While we’re likely many years out from widespread application, Zheng’s solution is a welcome one. And the best part? It’s 100% recyclable.
Shade Equity
“Shade is a civic resource, an index of inequality, and requirement for public health,” an article for Places, a journal for urban design and architecture, begins. “Shade should be a mandate for urban designers.”
It’s a mandate that some public officials are rushing to address. Curbed reports that of the approximately 7,900 bus stops in the city of Los Angeles, fewer than 1,900 are equipped with structures that create shade — and reprieve from the intense heat and sun — for commuters.
“Maybe you haven’t thought about it this way, but shade is an equity issue,” Los Angeles Mayor Eric Garcetti said, according to the New York Times. “Think about an elderly Angeleno who relies on public transit to get around her neighborhood,” he continued. “Imagine her standing in the blistering sun in the middle of July waiting for the bus, with hot, dark asphalt. She deserves to be every bit as comfortable as her counterpart in another ZIP code in town.”

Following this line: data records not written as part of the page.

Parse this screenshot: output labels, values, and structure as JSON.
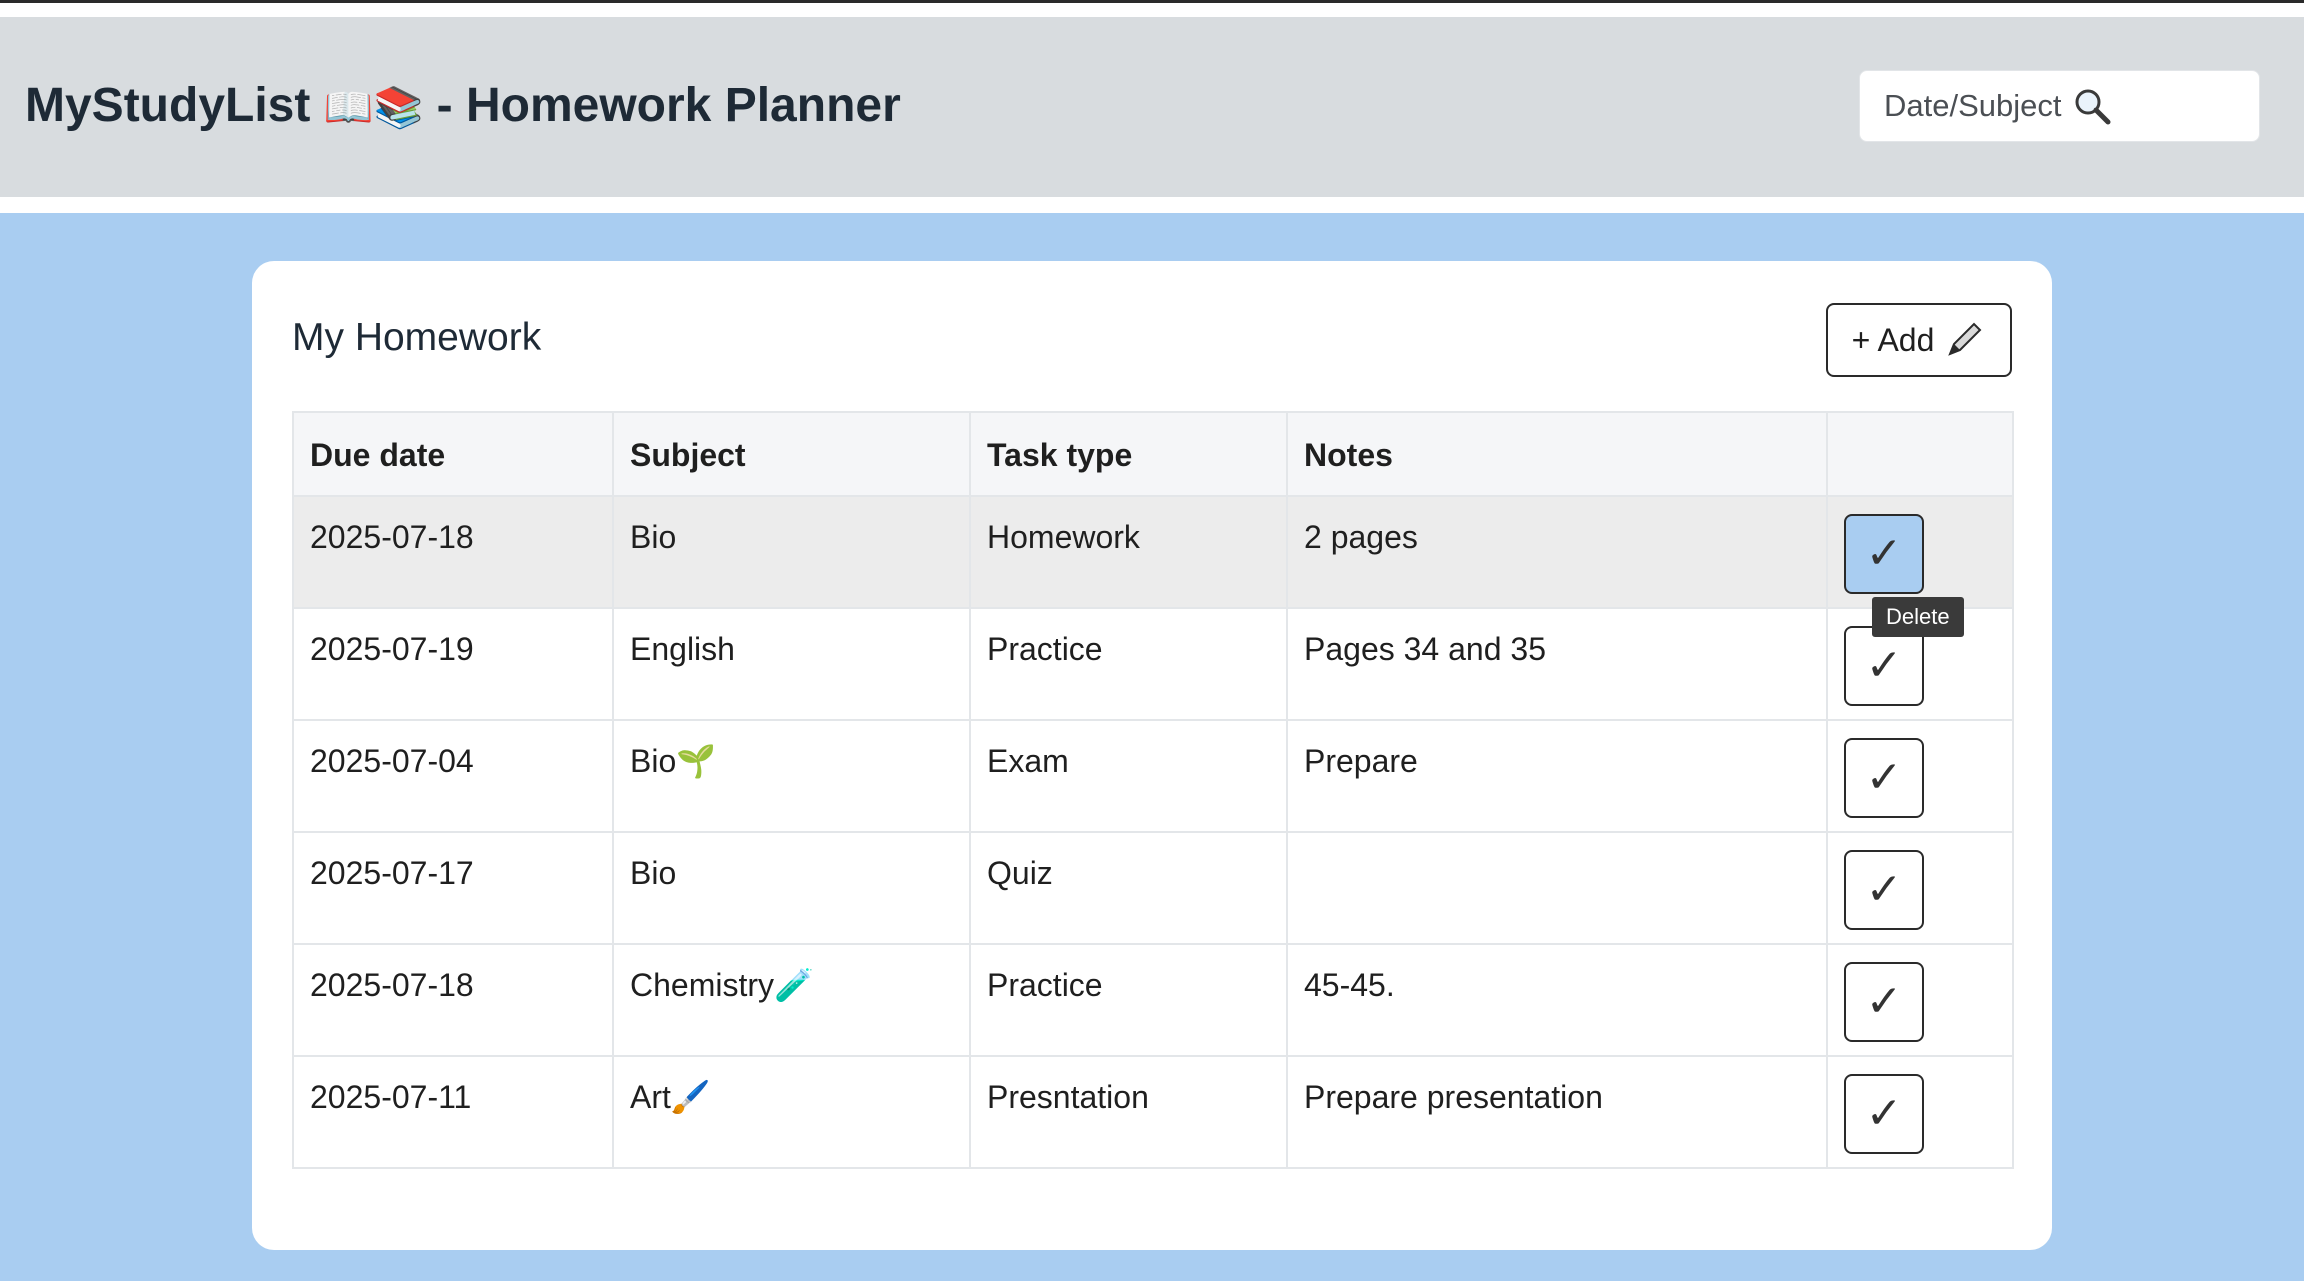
{
  "header": {
    "title_prefix": "MyStudyList",
    "title_emoji": "📖📚",
    "title_suffix": " - Homework Planner",
    "search_placeholder": "Date/Subject"
  },
  "card": {
    "title": "My Homework",
    "add_label": "+ Add"
  },
  "table": {
    "columns": [
      "Due date",
      "Subject",
      "Task type",
      "Notes",
      ""
    ],
    "rows": [
      {
        "due": "2025-07-18",
        "subject": "Bio",
        "type": "Homework",
        "notes": "2 pages"
      },
      {
        "due": "2025-07-19",
        "subject": "English",
        "type": "Practice",
        "notes": "Pages 34 and 35"
      },
      {
        "due": "2025-07-04",
        "subject": "Bio🌱",
        "type": "Exam",
        "notes": "Prepare"
      },
      {
        "due": "2025-07-17",
        "subject": "Bio",
        "type": "Quiz",
        "notes": ""
      },
      {
        "due": "2025-07-18",
        "subject": "Chemistry🧪",
        "type": "Practice",
        "notes": "45-45."
      },
      {
        "due": "2025-07-11",
        "subject": "Art🖌️",
        "type": "Presntation",
        "notes": "Prepare presentation"
      }
    ],
    "check_glyph": "✓"
  },
  "tooltip": "Delete",
  "colors": {
    "page_bg": "#a9cdf1",
    "header_bg": "#d8dcdf",
    "row_highlight": "#ececec",
    "tooltip_bg": "#3a3a3a"
  }
}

The Times reports that Los Angeles is “using data that overlays areas of intense heat with the busiest public transit routes… to deploy shade to nearly 750 bus stops, using trees, shade sails or umbrellas.”
It’s a meaningful first step in addressing how extreme heat disproportionately impacts working people and commuters. More cities and towns across America should follow suit.
Free Cooling Centers
According to the Centers for Disease Control, “studies indicate that spending even a few hours in a cool environment, or with a working air conditioner or cooling unit, reduces vulnerable populations’ risk to heat exposure. Those who adjust their behavior to include spending time in a cool place during a heat wave are less likely to sufer from heat wave mortality.”
Thats why the CDC has encouraged municipalities to open cooling centers during heat emergency in efforts to stem deaths that occur as a result of extreme temperatures. Because they’re free, they become one of the most reliable ways that people experiencing economic hardship can afford to keep cool. In Maricopa County, Arizona, the CDC reports that 84% of those surveyed at cooling centers were unemployed.
To find out more about cooling centers near you, visit your municipality’s website.